I’m tempted to leave it at that, but I’m left wondering about the whole “generational complaint” business.

To say that something is a generational complaint suggests that we are dealing with old men yelling, “Get off my lawn.” It conjures up the image of hapless adults hopelessly out of sync with the brilliant exuberance of the young. It is, in other words, to dismiss whatever claim is being made. Granted, Hermann has given us a more sensitive and nuanced discussion of the matter, but even in his account too much ground is ceded to this kind of framing.

If we are dealing with a generational complaint, what exactly do we mean by that? Ostensibly that the old are lodging a predictable kind of complaint against the young, a complaint that amounts to little more than an unwillingness to comprehend the new or clinging desperately to the familiar. Looked at this way, the framing implies that the old, by virtue of their age, are the ones out of step with reality.

But what if the generational complaint is framed rather as a function of coming into responsible adulthood. Hermann approaches this perspective when he writes, “Screen Addiction is a new way for kids to be blithe and oblivious; in this sense, it is empowering to the children, who have been terrible all along.” So when a person complains that they are being ignored by someone enthralled by their device, are they showing their age or merely demanding a basic degree of decency?

Yes, children are wont to be blithe and oblivious, often cruelly indifferent to the needs of others. Traditionally, we have sought to remedy that obliviousness and self-centeredness. Indeed, coming into adulthood more or less entails gaining some measure of control over our naturally self-centered impulses for our own good and for the sake of others. In this light, asking a child–whether age seven or thirty-seven–to lay their device aside long enough to acknowledge the presence of another human being is simply to ask them to grow up.

Others have taken a different tack in response to Brody and Hermann. Jason Kottke arrives at this conclusion:

“People on smartphones are not anti-social. They’re super-social. Phones allow people to be with the people they love the most all the time, which is the way humans probably used to be, until technology allowed for greater freedom of movement around the globe. People spending time on their phones in the presence of others aren’t necessarily rude because rudeness is a social contract about appropriate behavior and, as Hermann points out, social norms can vary widely between age groups. Playing Minecraft all day isn’t necessarily a waste of time.
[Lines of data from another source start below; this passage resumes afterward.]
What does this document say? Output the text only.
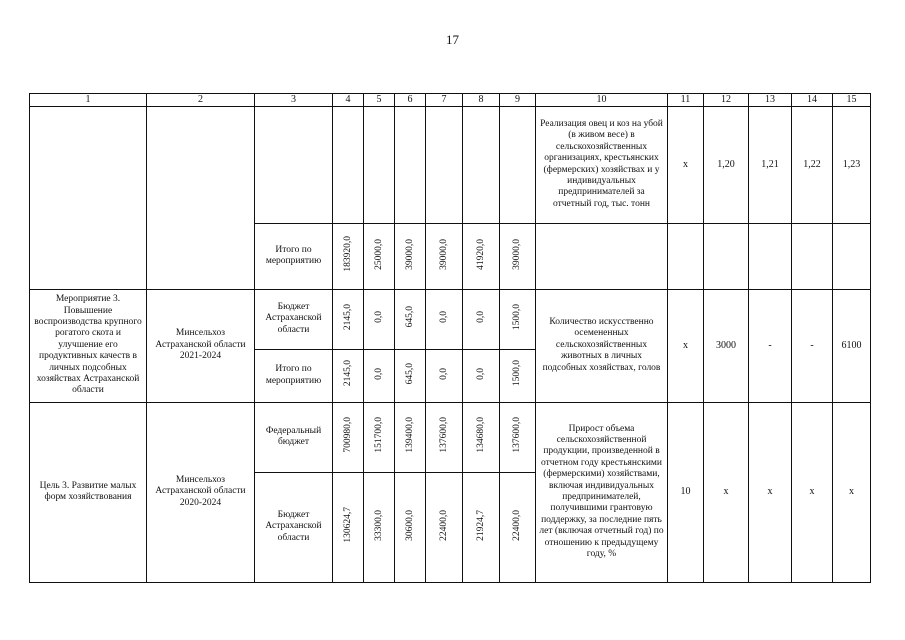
17
1	2	3	4	5	6	7	8	9	10	11	12	13	14	15
									Реализация овец и коз на убой (в живом весе) в сельскохозяйственных организациях, крестьянских (фермерских) хозяйствах и у индивидуальных предпринимателей за отчетный год, тыс. тонн	x	1,20	1,21	1,22	1,23
		Итого по мероприятию	183920,0	25000,0	39000,0	39000,0	41920,0	39000,0						
Мероприятие 3. Повышение воспроизводства крупного рогатого скота и улучшение его продуктивных качеств в личных подсобных хозяйствах Астраханской области	Минсельхоз Астраханской области 2021-2024	Бюджет Астраханской области	2145,0	0,0	645,0	0,0	0,0	1500,0	Количество искусственно осемененных сельскохозяйственных животных в личных подсобных хозяйствах, голов	x	3000	-	-	6100
		Итого по мероприятию	2145,0	0,0	645,0	0,0	0,0	1500,0						
Цель 3. Развитие малых форм хозяйствования	Минсельхоз Астраханской области 2020-2024	Федеральный бюджет	700980,0	151700,0	139400,0	137600,0	134680,0	137600,0	Прирост объема сельскохозяйственной продукции, произведенной в отчетном году крестьянскими (фермерскими) хозяйствами, включая индивидуальных предпринимателей, получившими грантовую поддержку, за последние пять лет (включая отчетный год) по отношению к предыдущему году, %	10	x	x	x	x
		Бюджет Астраханской области	130624,7	33300,0	30600,0	22400,0	21924,7	22400,0						
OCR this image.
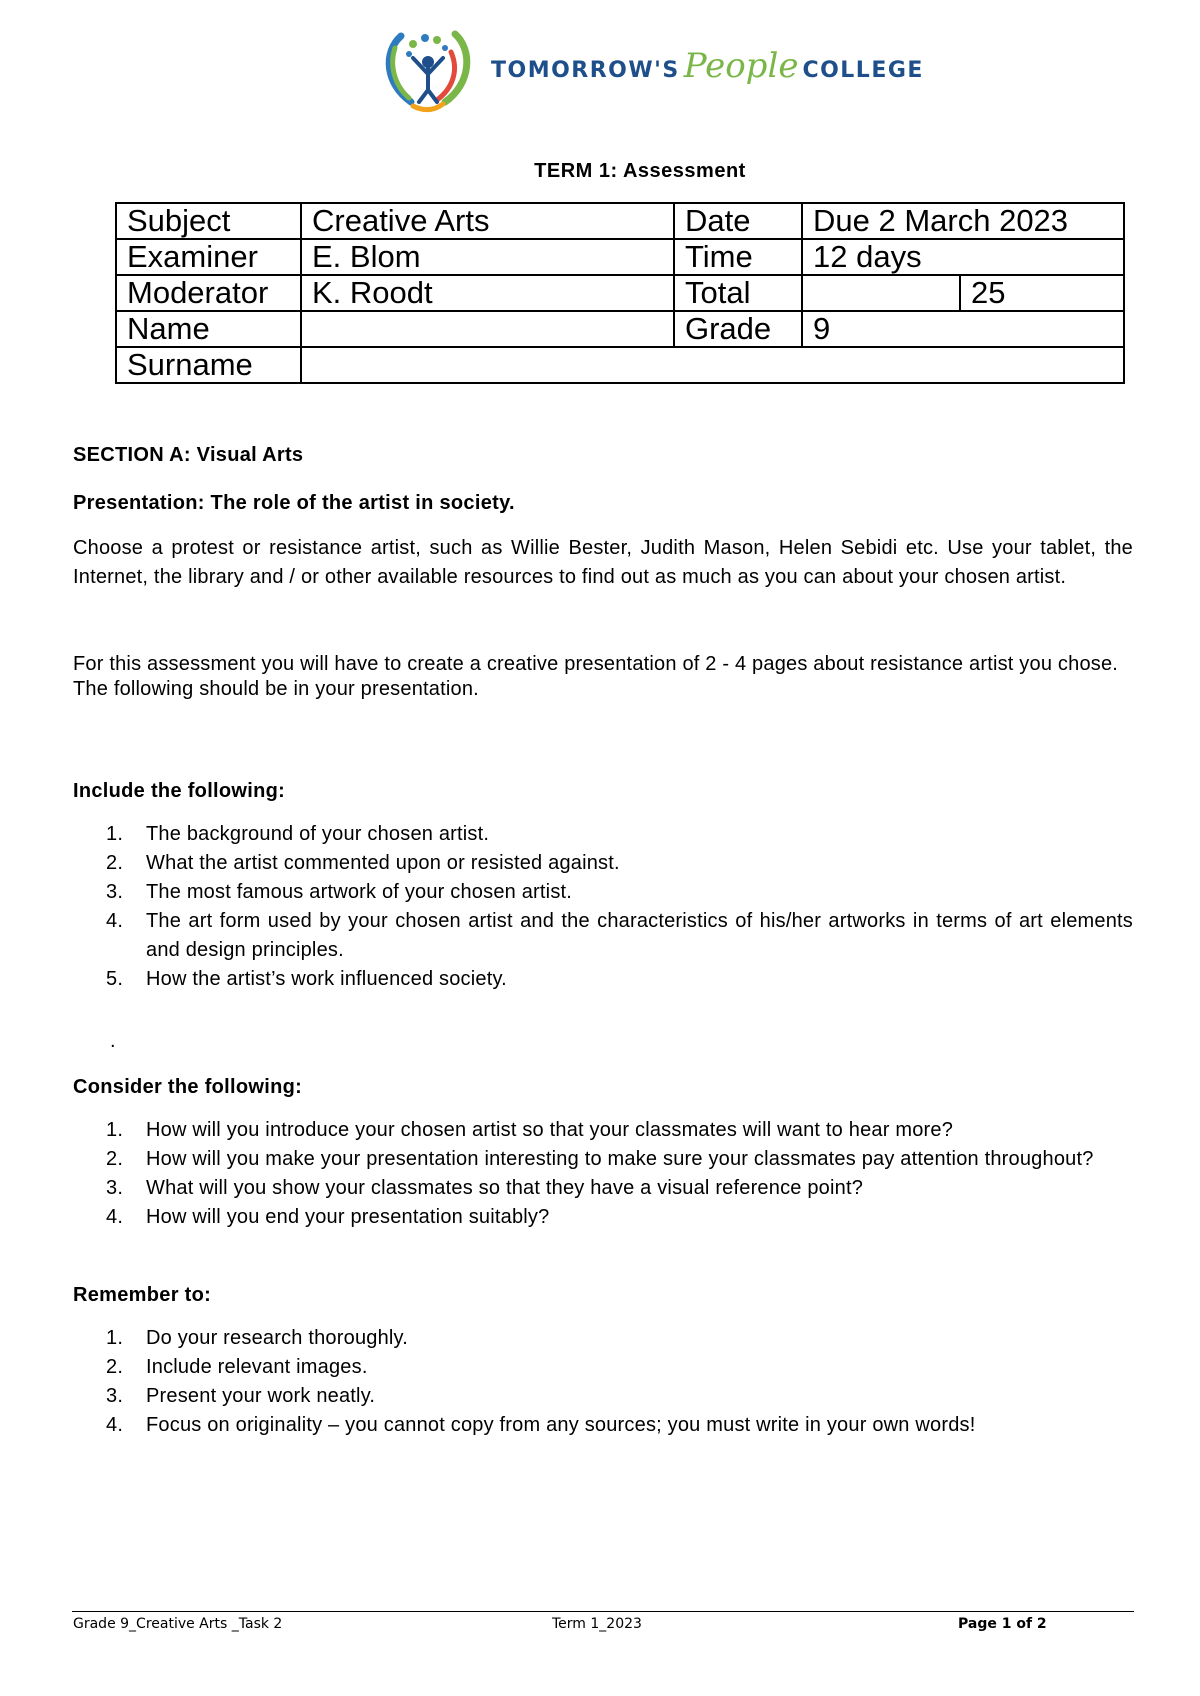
TOMORROW'S People COLLEGE
TERM 1: Assessment
Subject	Creative Arts	Date	Due 2 March 2023	
Examiner	E. Blom	Time	12 days	
Moderator	K. Roodt	Total		25
Name		Grade	9	
Surname				
SECTION A: Visual Arts
Presentation: The role of the artist in society.
Choose a protest or resistance artist, such as Willie Bester, Judith Mason, Helen Sebidi etc. Use your tablet, the Internet, the library and / or other available resources to find out as much as you can about your chosen artist.
For this assessment you will have to create a creative presentation of 2 - 4 pages about resistance artist you chose. The following should be in your presentation.
Include the following:
1. The background of your chosen artist.
2. What the artist commented upon or resisted against.
3. The most famous artwork of your chosen artist.
4. The art form used by your chosen artist and the characteristics of his/her artworks in terms of art elements and design principles.
5. How the artist’s work influenced society.
.
Consider the following:
1. How will you introduce your chosen artist so that your classmates will want to hear more?
2. How will you make your presentation interesting to make sure your classmates pay attention throughout?
3. What will you show your classmates so that they have a visual reference point?
4. How will you end your presentation suitably?
Remember to:
1. Do your research thoroughly.
2. Include relevant images.
3. Present your work neatly.
4. Focus on originality – you cannot copy from any sources; you must write in your own words!
Grade 9_Creative Arts _Task 2	Term 1_2023	Page 1 of 2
The real world and the virtual world each have their own strengths and weaknesses, so it’s wise to spend time in both.”

Of course. The question, however, is how do we allocate the time we spend in each. Also, I’m not quite sure what to make of his claim about rudeness and the social contract except that it seems to suggest that it’s not rudeness if you decide you don’t like the terms of the social contract that renders it so. Sorry Grandma, I don’t recognize the social contract by which I’m supposed to acknowledge your presence and render to you a modicum of my attention and affection.

Yes, digital devices have given us the power to decide who is worthy of our attention minute by minute. Advocates of this constant connectivity–many of them, like Facebook, acting out of obvious self-interest–want us to believe this is an unmitigated good and that we should exercise this power with impunity. But–how to say this without sounding alarmist–encouraging people to habitually render other human beings unworthy of their attention seems like a poor way to build a just and equitable society.